22 January - Bye Bye Blues
Anne Wheeler, Alberta/British Columbia, 1989, 116 minutes
Anne Wheeler presents a moving story of a prairie doctor's wife (Rebecca Jenkins) who makes her living as a singer while awaiting her husband's return from a Japanese POW camp. The sound-track, featuring Jenkins' wonderful bluesy voice, complements the powerful theme of loyalty under difficult circumstances.
29 January - Fire
Deepa Mehta, Ontario/India, 1997, 104 minutes
Mehta (Hollywood/Bollywood, Sam & Me) made the first film in India's cinematic history that openly deals with lesbian relations. Fire is a tender and illuminating story of two women struggling against suffocating traditions.
5 February - Wisecracks
Gail Singer, Manitoba/Ontario, 1992, 93 minutes
Singer's feature documentary on female stand-up comics includes portraits of Phyllis Diller, Ellen DeGeneres, Paula Poundstone and Whoopi Goldberg -- and true to its title, Wisecracks is hilarious.
12 February - Double Happiness
Mina Shum, British Columbia, 1994, 100 minutes
Shum's first feature film presents a portrait of a young Chinese woman struggling to reconcile Eastern and Western traditions -- a gentle yet incisive examination of some of the cultural choices that face many Canadians today.
19 February - Mansfield Park
Patricia Rozema, UK, 1999, 99 minutes
Canadian director Rozema's adaptation of Jane Austen's novel announced her arrival in the international big leagues. Formal, and yet surprisingly pliant and playful, Mansfield Park is the most compulsively watchable of all the Austen adaptations.

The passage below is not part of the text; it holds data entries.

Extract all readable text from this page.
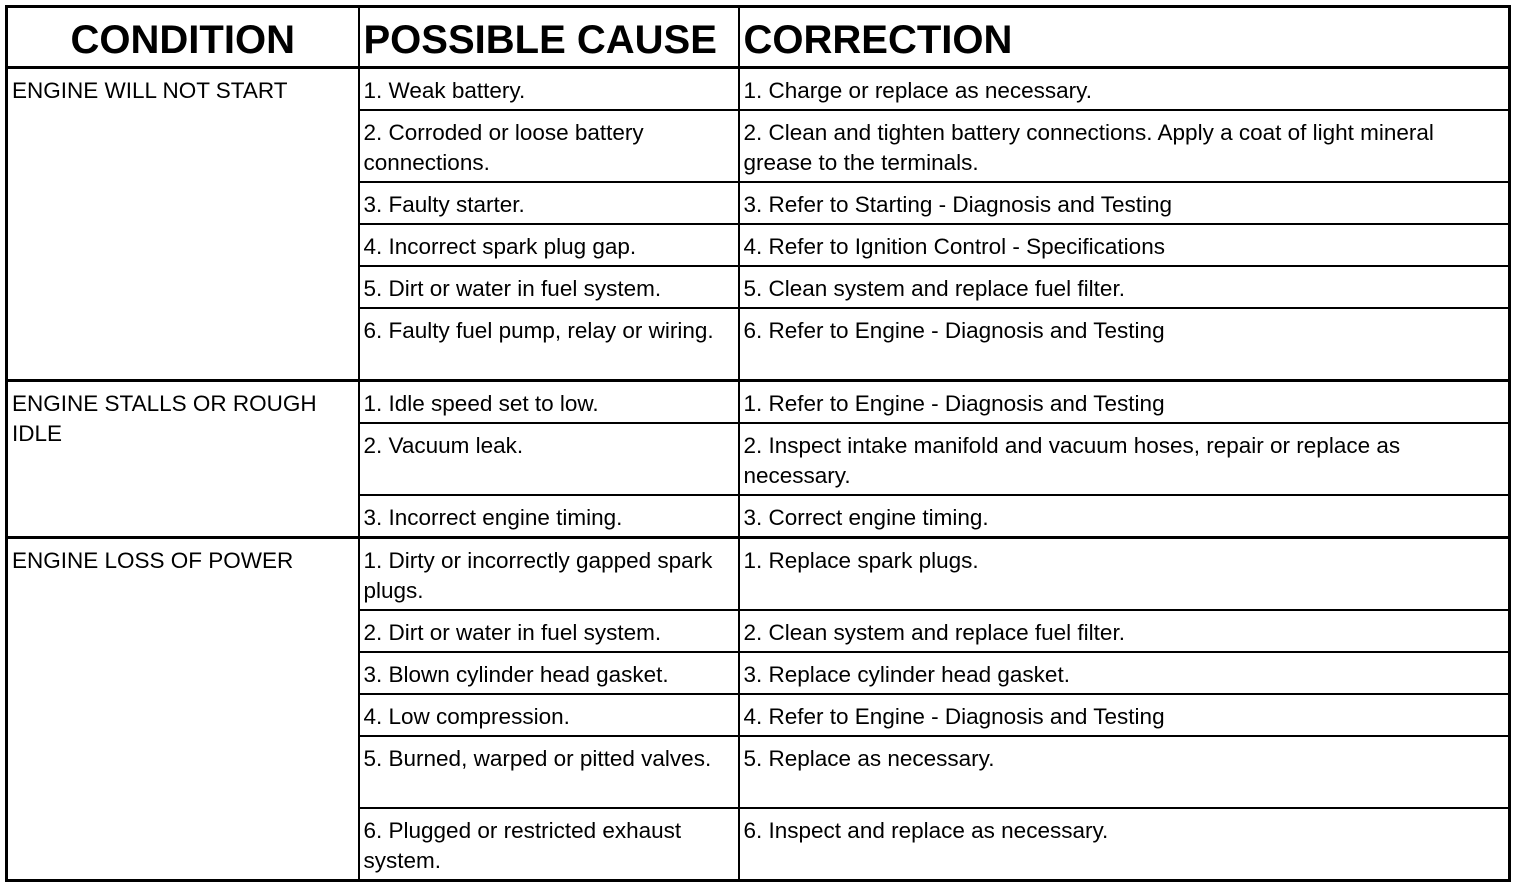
CONDITION	POSSIBLE CAUSE	CORRECTION
ENGINE WILL NOT START	1. Weak battery.	1. Charge or replace as necessary.
	2. Corroded or loose battery connections.	2. Clean and tighten battery connections. Apply a coat of light mineral grease to the terminals.
	3. Faulty starter.	3. Refer to Starting - Diagnosis and Testing
	4. Incorrect spark plug gap.	4. Refer to Ignition Control - Specifications
	5. Dirt or water in fuel system.	5. Clean system and replace fuel filter.
	6. Faulty fuel pump, relay or wiring.	6. Refer to Engine - Diagnosis and Testing
ENGINE STALLS OR ROUGH IDLE	1. Idle speed set to low.	1. Refer to Engine - Diagnosis and Testing
	2. Vacuum leak.	2. Inspect intake manifold and vacuum hoses, repair or replace as necessary.
	3. Incorrect engine timing.	3. Correct engine timing.
ENGINE LOSS OF POWER	1. Dirty or incorrectly gapped spark plugs.	1. Replace spark plugs.
	2. Dirt or water in fuel system.	2. Clean system and replace fuel filter.
	3. Blown cylinder head gasket.	3. Replace cylinder head gasket.
	4. Low compression.	4. Refer to Engine - Diagnosis and Testing
	5. Burned, warped or pitted valves.	5. Replace as necessary.
	6. Plugged or restricted exhaust system.	6. Inspect and replace as necessary.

26 February - Tu As Crié " Let Me Go"
Anne Clair Poirier, Quebec, 1997, 98 minutes
Poirier's intense and compassionate portrait of her murdered daughter, a talented and fiercely independent young woman who was addicted to heroin. Visually arresting and beautifully crafted, the film is a profound attempt to understand, accept and seek solutions.
5, 12 and 19 March: No films.
26 March - The Company of Strangers
Cynthia Scott, Quebec, 1991, 100 minutes
Scott's landmark NFB feature drama follows a clutch of older women who, after their bus breaks down in Eastern Townships, gently discover each other's pasts and presents. Funny, poignant and memorable.
2 April - The Spirit of Annie Mae
Catherine Martin, Nova Scotia, 2002, 73 minutes
Mi'kmaq filmmaker Catherine Martin's latest work reconstructs the story of the legendary Mi'kmaq activist Annie Mae Pictou Aquash (who was mysteriously murdered in the mid-1970s in the aftermath of the Wounded Knee uprisings) through the memories of her family and friends.
9 April - Kissed
Lynn Stopkewich, British Columbia, 1996, 73 minutes
Actor Molly Parker rose to stardom in Stopkewich's creepy, disturbing, yet poetic meditation on love and death, based on a short story by acclaimed Canadian author Barbara Gowdy.
16 April - My American Cousin
Sandy Wilson, British Columbia, 1985, 95 minutes
In this breezy comedy, a twelve-year old "stuck" in the interior of British Columbia in 1959 gets a visit from her dreamboat male American cousin. The tangle of unexpected cultural differences is still relevant today.